Given that we often produce large-scale empirical analyses, resting on particular data concerning the scientific literature, the lab has adopted a strict open data policy. What does this mean? As defined by the EU for Horizon 2020 actions, an open data policy entails that we will:

deposit in a research data repository and take measures to make it possible for third parties to access, mine, exploit, reproduce, and disseminate – free of charge for any user – the following:
- the data, including associated metadata, needed to validate the results presented in scientific publications as soon as possible,
- other data, including associated metadata, as specified and within the deadlines laid down in the project’s data management plan,
- provide information – via the repository – about tools and instruments which we have that are necessary for validating the results, and, where possible, provide the tools and instruments themselves.

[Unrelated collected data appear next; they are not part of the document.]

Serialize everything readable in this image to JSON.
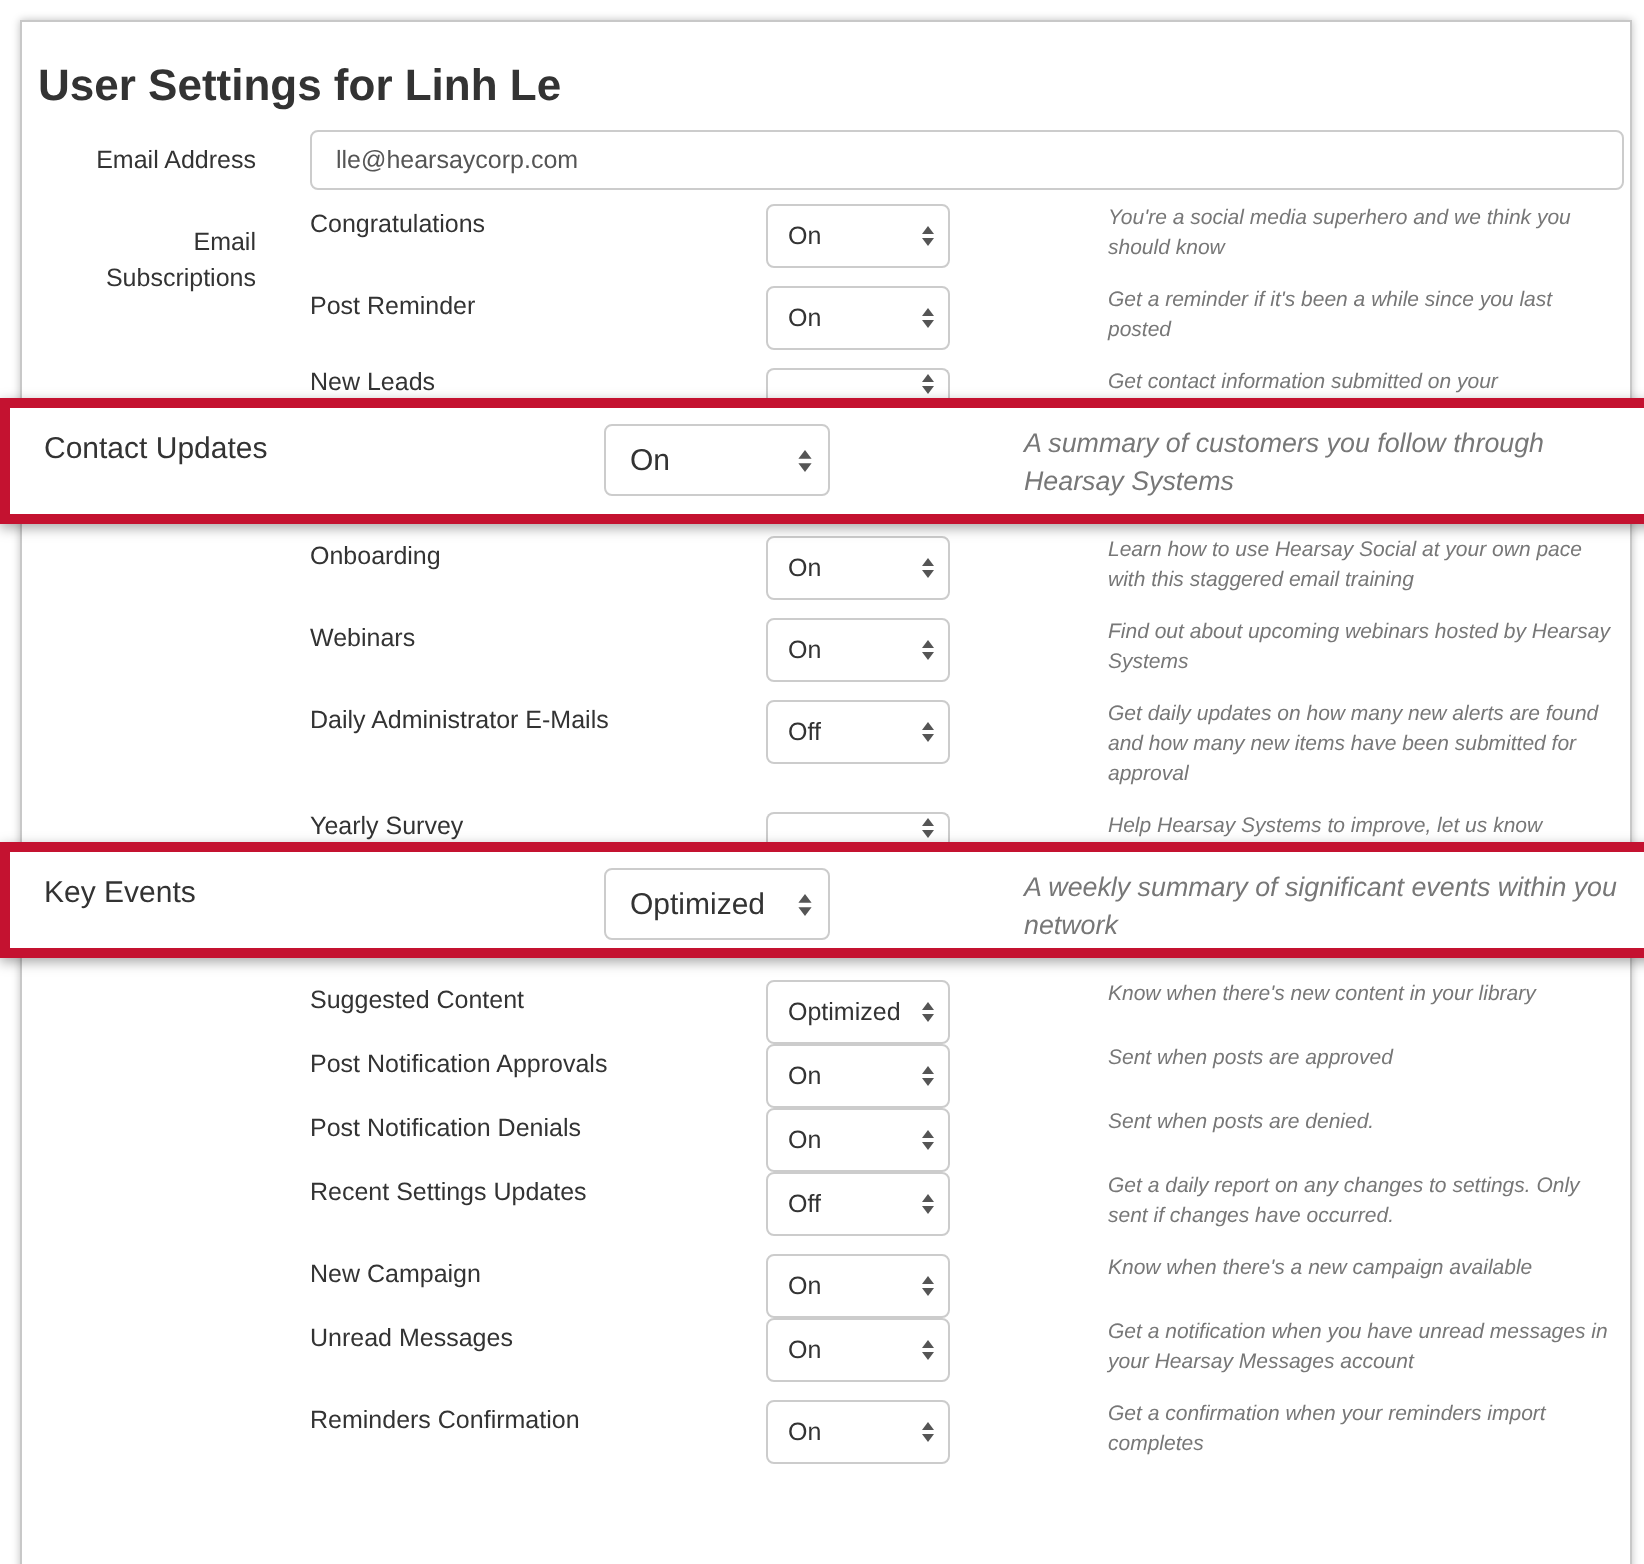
{
  "title": "User Settings for Linh Le",
  "email": {
    "label": "Email Address",
    "value": "lle@hearsaycorp.com"
  },
  "subscriptions_label": "Email Subscriptions",
  "subscriptions": [
    {
      "kind": "row",
      "name": "Congratulations",
      "value": "On",
      "description": "You're a social media superhero and we think you should know"
    },
    {
      "kind": "row",
      "name": "Post Reminder",
      "value": "On",
      "description": "Get a reminder if it's been a while since you last posted"
    },
    {
      "kind": "cut",
      "name": "New Leads",
      "description": "Get contact information submitted on your"
    },
    {
      "kind": "highlight",
      "name": "Contact Updates",
      "value": "On",
      "description": "A summary of customers you follow through Hearsay Systems"
    },
    {
      "kind": "row",
      "name": "Onboarding",
      "value": "On",
      "description": "Learn how to use Hearsay Social at your own pace with this staggered email training"
    },
    {
      "kind": "row",
      "name": "Webinars",
      "value": "On",
      "description": "Find out about upcoming webinars hosted by Hearsay Systems"
    },
    {
      "kind": "row",
      "name": "Daily Administrator E-Mails",
      "value": "Off",
      "description": "Get daily updates on how many new alerts are found and how many new items have been submitted for approval"
    },
    {
      "kind": "cut",
      "name": "Yearly Survey",
      "description": "Help Hearsay Systems to improve, let us know"
    },
    {
      "kind": "highlight",
      "name": "Key Events",
      "value": "Optimized",
      "description": "A weekly summary of significant events within you network"
    },
    {
      "kind": "row",
      "name": "Suggested Content",
      "value": "Optimized",
      "description": "Know when there's new content in your library"
    },
    {
      "kind": "row",
      "name": "Post Notification Approvals",
      "value": "On",
      "description": "Sent when posts are approved"
    },
    {
      "kind": "row",
      "name": "Post Notification Denials",
      "value": "On",
      "description": "Sent when posts are denied."
    },
    {
      "kind": "row",
      "name": "Recent Settings Updates",
      "value": "Off",
      "description": "Get a daily report on any changes to settings. Only sent if changes have occurred."
    },
    {
      "kind": "row",
      "name": "New Campaign",
      "value": "On",
      "description": "Know when there's a new campaign available"
    },
    {
      "kind": "row",
      "name": "Unread Messages",
      "value": "On",
      "description": "Get a notification when you have unread messages in your Hearsay Messages account"
    },
    {
      "kind": "row",
      "name": "Reminders Confirmation",
      "value": "On",
      "description": "Get a confirmation when your reminders import completes"
    }
  ]
}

As it turns out, there are a number of tools already prepared to allow you to engage in open data sharing. You must upload all data – from the very first raw data including intermediate steps after as many processing phases as is practical – along with a lab notebook or “recipe” for how to reproduce any and all processing that you did to the data. In order of preference, you should choose to upload this data to:

The journal where the paper is published. This is the best choice when suitable storage is available from the publisher, as it minimizes the “distance” for end users from the data package to the final, published product.
On an open repository that provides DOIs. If you upload your data package to an open repository – I strongly recommend figshare – that will provide your data with a DOI (digital object identifier), then your data itself becomes formally citeable, which can cleanly connect your published article to your data package, as well as allowing for any future users of your data to cite it in turn.

If you have questions, ask! These norms are still rapidly evolving, and our group in particular can have weird problems with copyrighted source data coming from journal publishers.